Mumbai is a buzzing metropolis and if you are wondering what keeps the megacity going then there are two evident answers: the unflinching spirit of the hardworking populace and the numerous hawkers thronging the streets, conjuring up scrumptious and affordable meals for all. The locals are extremely fond of the exciting and eclectic street food scene here.
Our food journey began with the ubiquitous Mumbai Sandwich. This hearty, golden, crisp on the outside and soft and spicy inside and humble vegetable white bread sandwich was stuffed with slices of boiled potatoes, capsicum, tomatoes and onion.

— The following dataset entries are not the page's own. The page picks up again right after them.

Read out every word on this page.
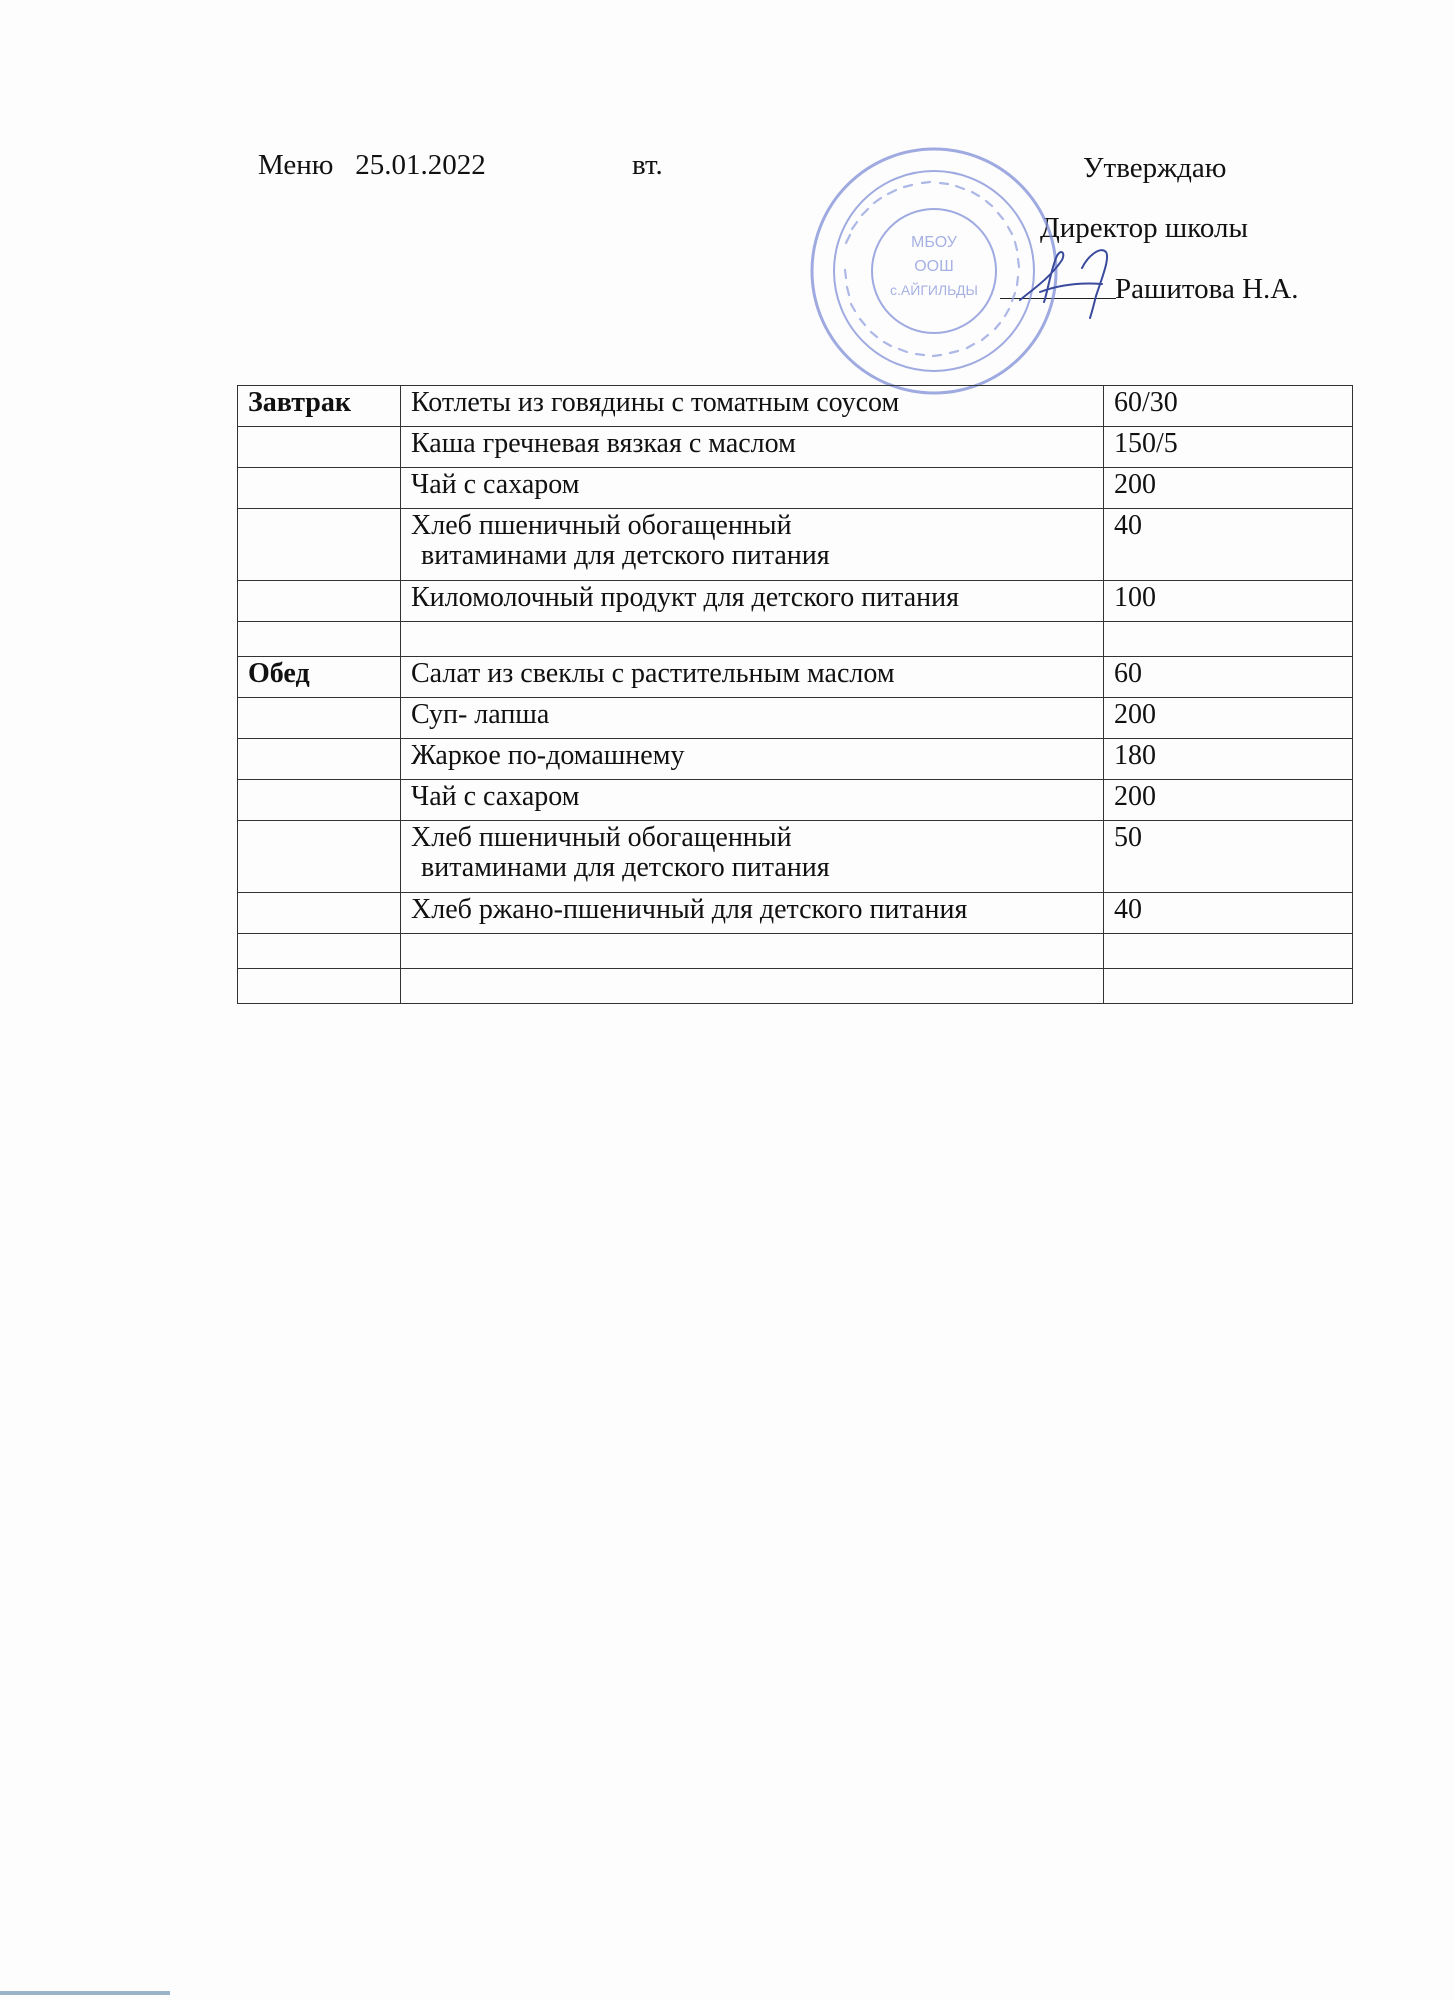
Меню   25.01.2022	вт.	Утверждаю
Директор школы
Рашитова Н.А.
МБОУ
ООШ
с.АЙГИЛЬДЫ
Завтрак	Котлеты из говядины с томатным соусом	60/30

	Каша гречневая вязкая с маслом	150/5

	Чай с сахаром	200

	Хлеб пшеничный обогащенный
витаминами для детского питания	40

	Киломолочный продукт для детского питания	100

Обед	Салат из свеклы с растительным маслом	60

	Суп- лапша	200

	Жаркое по-домашнему	180

	Чай с сахаром	200

	Хлеб пшеничный обогащенный
витаминами для детского питания	50

	Хлеб ржано-пшеничный для детского питания	40
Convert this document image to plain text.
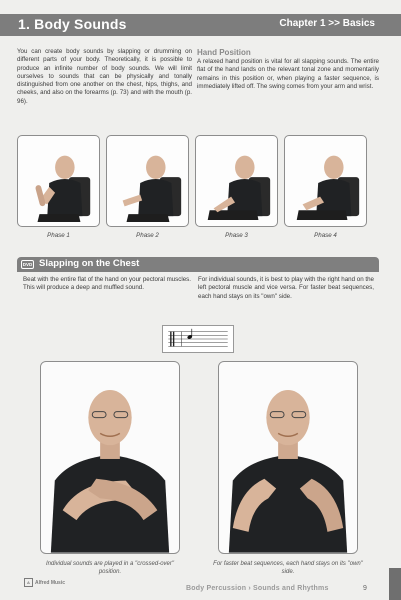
1. Body Sounds	Chapter 1 >> Basics
You can create body sounds by slapping or drumming on different parts of your body. Theoretically, it is possible to produce an infinite number of body sounds. We will limit ourselves to sounds that can be physically and tonally distinguished from one another on the chest, hips, thighs, and cheeks, and also on the forearms (p. 73) and with the mouth (p. 96).
Hand Position
A relaxed hand position is vital for all slapping sounds. The entire flat of the hand lands on the relevant tonal zone and momentarily remains in this position or, when playing a faster sequence, is immediately lifted off. The swing comes from your arm and wrist.
Phase 1	Phase 2	Phase 3	Phase 4
DVD Slapping on the Chest
Beat with the entire flat of the hand on your pectoral muscles. This will produce a deep and muffled sound.
For individual sounds, it is best to play with the right hand on the left pectoral muscle and vice versa. For faster beat sequences, each hand stays on its "own" side.
Individual sounds are played in a "crossed-over" position.
For faster beat sequences, each hand stays on its "own" side.
A Alfred Music
Body Percussion › Sounds and Rhythms	9
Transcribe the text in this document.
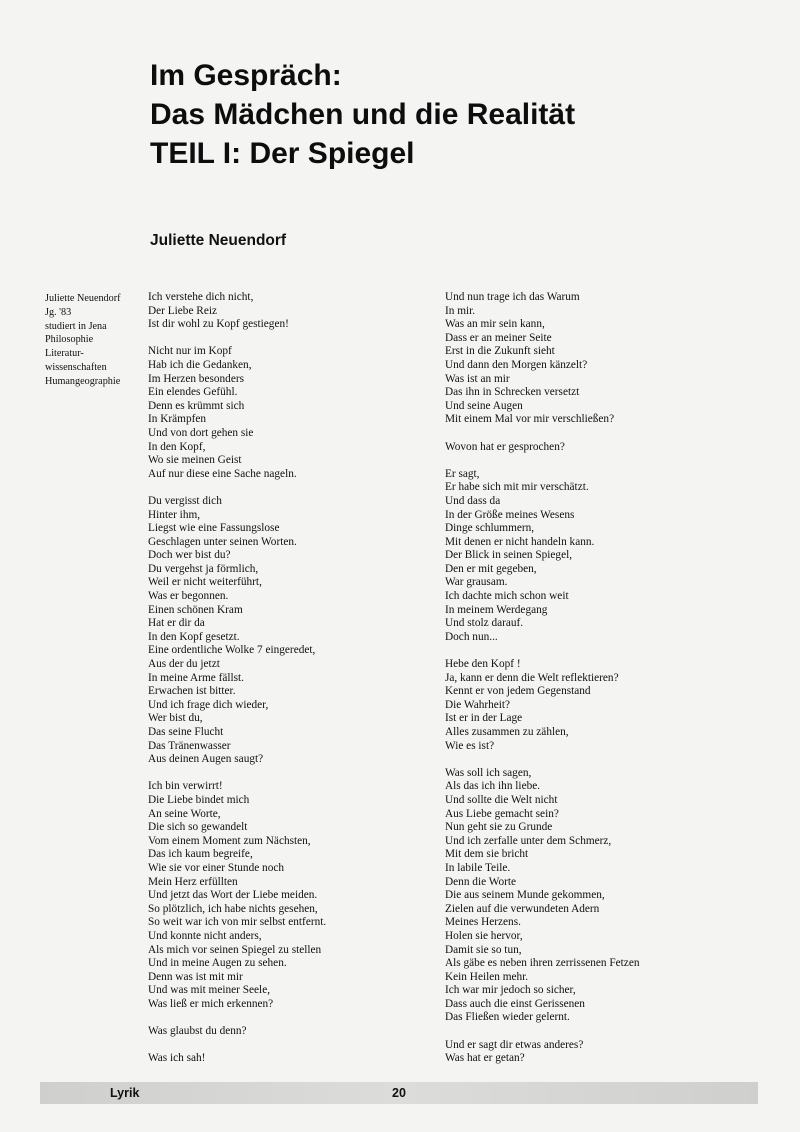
Im Gespräch:
Das Mädchen und die Realität
TEIL I: Der Spiegel
Juliette Neuendorf
Juliette Neuendorf
Jg. '83
studiert in Jena
Philosophie
Literatur-
wissenschaften
Humangeographie
Ich verstehe dich nicht,
Der Liebe Reiz
Ist dir wohl zu Kopf gestiegen!
Nicht nur im Kopf
Hab ich die Gedanken,
Im Herzen besonders
Ein elendes Gefühl.
Denn es krümmt sich
In Krämpfen
Und von dort gehen sie
In den Kopf,
Wo sie meinen Geist
Auf nur diese eine Sache nageln.
Du vergisst dich
Hinter ihm,
Liegst wie eine Fassungslose
Geschlagen unter seinen Worten.
Doch wer bist du?
Du vergehst ja förmlich,
Weil er nicht weiterführt,
Was er begonnen.
Einen schönen Kram
Hat er dir da
In den Kopf gesetzt.
Eine ordentliche Wolke 7 eingeredet,
Aus der du jetzt
In meine Arme fällst.
Erwachen ist bitter.
Und ich frage dich wieder,
Wer bist du,
Das seine Flucht
Das Tränenwasser
Aus deinen Augen saugt?
Ich bin verwirrt!
Die Liebe bindet mich
An seine Worte,
Die sich so gewandelt
Vom einem Moment zum Nächsten,
Das ich kaum begreife,
Wie sie vor einer Stunde noch
Mein Herz erfüllten
Und jetzt das Wort der Liebe meiden.
So plötzlich, ich habe nichts gesehen,
So weit war ich von mir selbst entfernt.
Und konnte nicht anders,
Als mich vor seinen Spiegel zu stellen
Und in meine Augen zu sehen.
Denn was ist mit mir
Und was mit meiner Seele,
Was ließ er mich erkennen?
Was glaubst du denn?
Was ich sah!
Und nun trage ich das Warum
In mir.
Was an mir sein kann,
Dass er an meiner Seite
Erst in die Zukunft sieht
Und dann den Morgen känzelt?
Was ist an mir
Das ihn in Schrecken versetzt
Und seine Augen
Mit einem Mal vor mir verschließen?
Wovon hat er gesprochen?
Er sagt,
Er habe sich mit mir verschätzt.
Und dass da
In der Größe meines Wesens
Dinge schlummern,
Mit denen er nicht handeln kann.
Der Blick in seinen Spiegel,
Den er mit gegeben,
War grausam.
Ich dachte mich schon weit
In meinem Werdegang
Und stolz darauf.
Doch nun...
Hebe den Kopf !
Ja, kann er denn die Welt reflektieren?
Kennt er von jedem Gegenstand
Die Wahrheit?
Ist er in der Lage
Alles zusammen zu zählen,
Wie es ist?
Was soll ich sagen,
Als das ich ihn liebe.
Und sollte die Welt nicht
Aus Liebe gemacht sein?
Nun geht sie zu Grunde
Und ich zerfalle unter dem Schmerz,
Mit dem sie bricht
In labile Teile.
Denn die Worte
Die aus seinem Munde gekommen,
Zielen auf die verwundeten Adern
Meines Herzens.
Holen sie hervor,
Damit sie so tun,
Als gäbe es neben ihren zerrissenen Fetzen
Kein Heilen mehr.
Ich war mir jedoch so sicher,
Dass auch die einst Gerissenen
Das Fließen wieder gelernt.
Und er sagt dir etwas anderes?
Was hat er getan?
Lyrik	20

The second stop was a chai shop where we tried Mumbai’s famous cutting chai or half measured chai that was strong, milky and sweet enough to give you the kick to carry on.
The third thing that we had was the poha or a popular savoury breakfast preparation made of soaked flattened rice mixed with some cooked veggies primarily potatoes and onions and tempered with the distinctly flavourful mustard seeds, curry leaves and chillies and topped with sev and chopped onion. Along with it we also tried the upma which is almost a poha equivalent made up of semolina and is soggier. All of these were accompanied by sambar and coconut chutney.
Our fourth stop is the Yazdani bakery, an unassuming heritage eatery that has been around since 1951. We spoke to the endearing owner Parveen Yazdani who gave us a sneak peek into the history and the popularity of the place and its food. Sipping the chai and along with Brun maska, a slightly crusted bun slathered with copious amounts of Amul butter, in the antique set-up of this bakery was a surreal experience.
Fifth place was the legendary Pancham Pooriwala. The lip smacking Pancham thali, the winning combo of sada pooris and aamras and the enchanting crowd is a cogent combination of flavours, heritage and connections. The food here was an amazing amalgamation of flavours from UP, Punjab and Rajasthan.
Our sixth stop was Aram vada pav where we sank our teeth into the delicious Indian version of the burger. The contrasting tastes and textures of this no-frill snacks synonymous with Mumbai is a hit.
After that instant carbohydrate boost, we headed to the seventh spot to have a pan in order to cleanse our palate and prime it for more food. Pan is betel leaves topped with pulverised areca nuts and other condiments which is folded into a triangle and relished.
The eighth destination was Elco restaurant to try their famous sindhi style pani puris, sev puri,dahi puri and bhelpuri. All the stuffs were fresh, sensational and addictive.
Our final stop in this leg of Mumbai street food journey was the Sardar pav Bhaji that has been serving this quintessential Mumbai Street for over half a century. A scrumptious plate of buttery soft pavs and the mildly spiced, distinctly savoury and delicious bhaji made us realise why it is a celebrity.